The jail project at 850 Bryant St. has remained a point of contention for years. But critics have not been able to convince The City to scrap the idea outright.

On Tuesday, the Board of Supervisors moved The City closer to building the new jail by rejecting an appeal to have the project undergo an environmental impact review and approving authorization of an application for $80 million in state funding to help pay for the planned $240 million project comprising 384 beds.

The remainder of the cost would be paid through using certificates of participation.

In a 7-3 vote, the appeal was shot down and the funding application was approved. Supervisor Jane Kim, who represents the SoMa neighborhood where the jail is located, voted to support the appeal and reject the funding application along with Supervisors Eric Mar and John Avalos. Supervisor David Campos was absent for the vote.

“The politically easy thing to do is not to support a jail,” said Supervisor Scott Wiener, taking aim at the opponents on the board.
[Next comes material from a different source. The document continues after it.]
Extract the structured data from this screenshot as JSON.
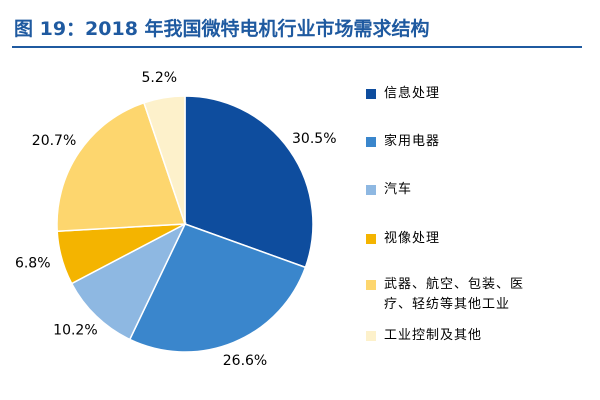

Wiener argued that there is a need for the beds to avoid jail overcrowding and the unwarranted release of inmates.

But Kim countered that “jails are the easy answer” and “this is our opportunity to rethink the system we have.” For example, she noted that 11 to 17 percent of the inmates have a serious mental illness and should receive treatment.
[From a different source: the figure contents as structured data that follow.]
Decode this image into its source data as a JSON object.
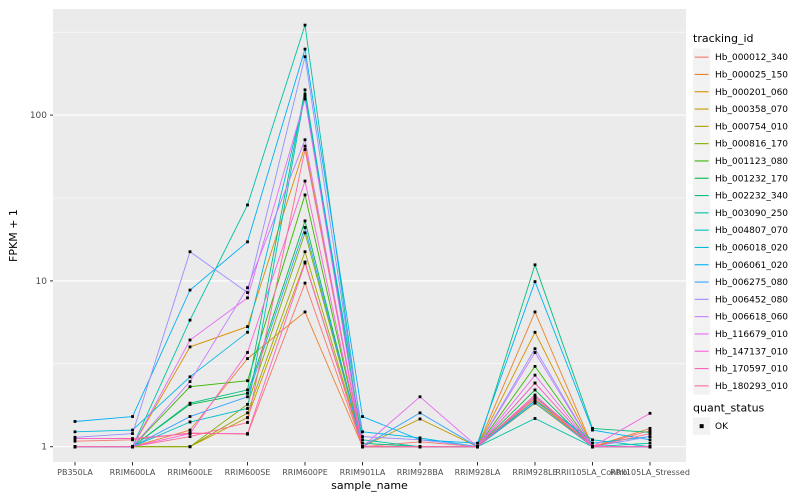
{
  "figure": {
    "background": "#FFFFFF",
    "panel_background": "#EBEBEB",
    "grid_color": "#FFFFFF",
    "tick_color": "#333333",
    "tick_label_color": "#4D4D4D",
    "axis_title_color": "#000000",
    "point_color": "#000000",
    "legend_key_background": "#F2F2F2",
    "point_shape": "square"
  },
  "chart_data": {
    "type": "line",
    "title": "",
    "xlabel": "sample_name",
    "ylabel": "FPKM + 1",
    "y_scale": "log10",
    "y_ticks": [
      1,
      10,
      100
    ],
    "y_minor_breaks": [
      3.1623,
      31.623,
      316.23
    ],
    "ylim": [
      0.85,
      437
    ],
    "grid": "white major+minor on gray panel",
    "legend_position": "right",
    "legend_title": "tracking_id",
    "legend2_title": "quant_status",
    "legend2_entries": [
      "OK"
    ],
    "categories": [
      "PB350LA",
      "RRIM600LA",
      "RRIM600LE",
      "RRIM600SE",
      "RRIM600PE",
      "RRIM901LA",
      "RRIM928BA",
      "RRIM928LA",
      "RRIM928LE",
      "RRII105LA_Control",
      "RRII105LA_Stressed"
    ],
    "series": [
      {
        "name": "Hb_000012_340",
        "color": "#F8766D",
        "values": [
          1.08,
          1.1,
          1.21,
          1.19,
          9.7,
          1.0,
          1.07,
          1.0,
          1.95,
          1.0,
          1.25
        ]
      },
      {
        "name": "Hb_000025_150",
        "color": "#EA8331",
        "values": [
          1.0,
          1.0,
          1.26,
          3.4,
          6.5,
          1.0,
          1.0,
          1.0,
          6.5,
          1.0,
          1.29
        ]
      },
      {
        "name": "Hb_000201_060",
        "color": "#D89000",
        "values": [
          1.0,
          1.0,
          4.0,
          5.3,
          65,
          1.0,
          1.0,
          1.0,
          4.9,
          1.0,
          1.0
        ]
      },
      {
        "name": "Hb_000358_070",
        "color": "#C09B00",
        "values": [
          1.0,
          1.0,
          1.0,
          1.5,
          13,
          1.0,
          1.47,
          1.0,
          1.9,
          1.0,
          1.0
        ]
      },
      {
        "name": "Hb_000754_010",
        "color": "#A3A500",
        "values": [
          1.0,
          1.0,
          1.0,
          1.6,
          15,
          1.0,
          1.0,
          1.0,
          1.83,
          1.0,
          1.0
        ]
      },
      {
        "name": "Hb_000816_170",
        "color": "#7CAE00",
        "values": [
          1.0,
          1.0,
          1.0,
          1.8,
          19.5,
          1.0,
          1.0,
          1.0,
          2.42,
          1.0,
          1.0
        ]
      },
      {
        "name": "Hb_001123_080",
        "color": "#39B600",
        "values": [
          1.0,
          1.0,
          2.3,
          2.5,
          33,
          1.0,
          1.0,
          1.0,
          3.05,
          1.0,
          1.0
        ]
      },
      {
        "name": "Hb_001232_170",
        "color": "#00BB4E",
        "values": [
          1.0,
          1.0,
          1.8,
          2.1,
          23,
          1.0,
          1.0,
          1.0,
          2.2,
          1.0,
          1.0
        ]
      },
      {
        "name": "Hb_002232_340",
        "color": "#00BF7D",
        "values": [
          1.0,
          1.0,
          1.83,
          2.2,
          142,
          1.05,
          1.0,
          1.0,
          12.5,
          1.29,
          1.22
        ]
      },
      {
        "name": "Hb_003090_250",
        "color": "#00C1A3",
        "values": [
          1.0,
          1.0,
          5.8,
          28.7,
          349,
          1.1,
          1.0,
          1.0,
          1.48,
          1.0,
          1.05
        ]
      },
      {
        "name": "Hb_004807_070",
        "color": "#00BFC4",
        "values": [
          1.0,
          1.0,
          1.41,
          1.7,
          134,
          1.0,
          1.0,
          1.0,
          1.9,
          1.1,
          1.0
        ]
      },
      {
        "name": "Hb_006018_020",
        "color": "#00BAE0",
        "values": [
          1.23,
          1.26,
          2.64,
          4.9,
          130,
          1.23,
          1.13,
          1.0,
          2.0,
          1.05,
          1.15
        ]
      },
      {
        "name": "Hb_006061_020",
        "color": "#00B0F6",
        "values": [
          1.42,
          1.52,
          8.8,
          17.2,
          250,
          1.52,
          1.1,
          1.05,
          9.9,
          1.26,
          1.1
        ]
      },
      {
        "name": "Hb_006275_080",
        "color": "#35A2FF",
        "values": [
          1.0,
          1.0,
          1.52,
          2.0,
          21,
          1.0,
          1.6,
          1.0,
          1.85,
          1.0,
          1.0
        ]
      },
      {
        "name": "Hb_006452_080",
        "color": "#9590FF",
        "values": [
          1.14,
          1.2,
          15.0,
          8.5,
          225,
          1.15,
          1.1,
          1.0,
          3.9,
          1.0,
          1.15
        ]
      },
      {
        "name": "Hb_006618_060",
        "color": "#C77CFF",
        "values": [
          1.0,
          1.0,
          2.47,
          9.1,
          71,
          1.0,
          1.0,
          1.0,
          3.7,
          1.0,
          1.0
        ]
      },
      {
        "name": "Hb_116679_010",
        "color": "#E76BF3",
        "values": [
          1.0,
          1.0,
          4.4,
          7.9,
          125,
          1.0,
          2.0,
          1.0,
          2.7,
          1.0,
          1.0
        ]
      },
      {
        "name": "Hb_147137_010",
        "color": "#FA62DB",
        "values": [
          1.0,
          1.0,
          1.2,
          3.7,
          40,
          1.0,
          1.0,
          1.0,
          2.42,
          1.0,
          1.59
        ]
      },
      {
        "name": "Hb_170597_010",
        "color": "#FF62BC",
        "values": [
          1.12,
          1.12,
          1.2,
          1.2,
          12.8,
          1.0,
          1.0,
          1.0,
          2.05,
          1.0,
          1.0
        ]
      },
      {
        "name": "Hb_180293_010",
        "color": "#FF6A98",
        "values": [
          1.0,
          1.0,
          1.15,
          1.4,
          62,
          1.0,
          1.0,
          1.0,
          2.0,
          1.0,
          1.2
        ]
      }
    ]
  }
}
“Our jails are increasingly being used as a convenient and easy answer to homelessness, to poverty … to severe mental health issues and to drug rehab,” Kim said. “This is a failure of society.”

Without the new jail, there would be a maximum of 1,230 total beds.

Tuesday’s inmate population was 1,282, down from the 1,976 in 2009. Another option being discussed is upgrading the existing but unused County Jail No. 6 in San Bruno for $80 million to bring the total to 1,500 beds.

The City previously applied for similar funding but in 2014 had lost out to 15 other counties that state officials said were better able to demonstrate they had shovel-ready projects.

Deciding the project wouldn’t have to undergo the environmental review could improve The City’s chances this time around. The appeal was filed by the Californians United for a Responsible Budget, a statewide coalition of groups working to reduce jail population and prisons, arguing there was a need to examine impacts like noise, wind and alternatives.
There is consensus that the existing facilities are in deplorable condition. There are 905 beds at the Hall of Justice known as County Jail No. 3 and No. 4. Currently only No. 4 is able to be used, in which there are about 400 inmates currently.

The new jail would be constructed just east of the existing Hall of Justice, comprising 200,000 square feet and rising 95 feet. Construction is scheduled to begin in 2018 and to be completed in early 2021.

During Tuesday’s meeting, the $310 million housing bond proposed by Mayor Ed Lee was officially placed on the November ballot with a unanimous vote of the board. A third of the funding would go toward rehabilitating and building housing for low-income households, those earning up to 60 percent of the area median income, which for a family of four is about $60,000. The Mission neighborhood would receive $50 million for site purchases for housing developments and $80 million would help speed up rebuilds of the Sunnydale and Potrero public housing sites. Another $80 million will go toward homebuyers’ assistance programs and a middle-income rent subsidy program for families with $20 million funding a new pilot rental-assistance program for middle-income families, which is based on a program in New York.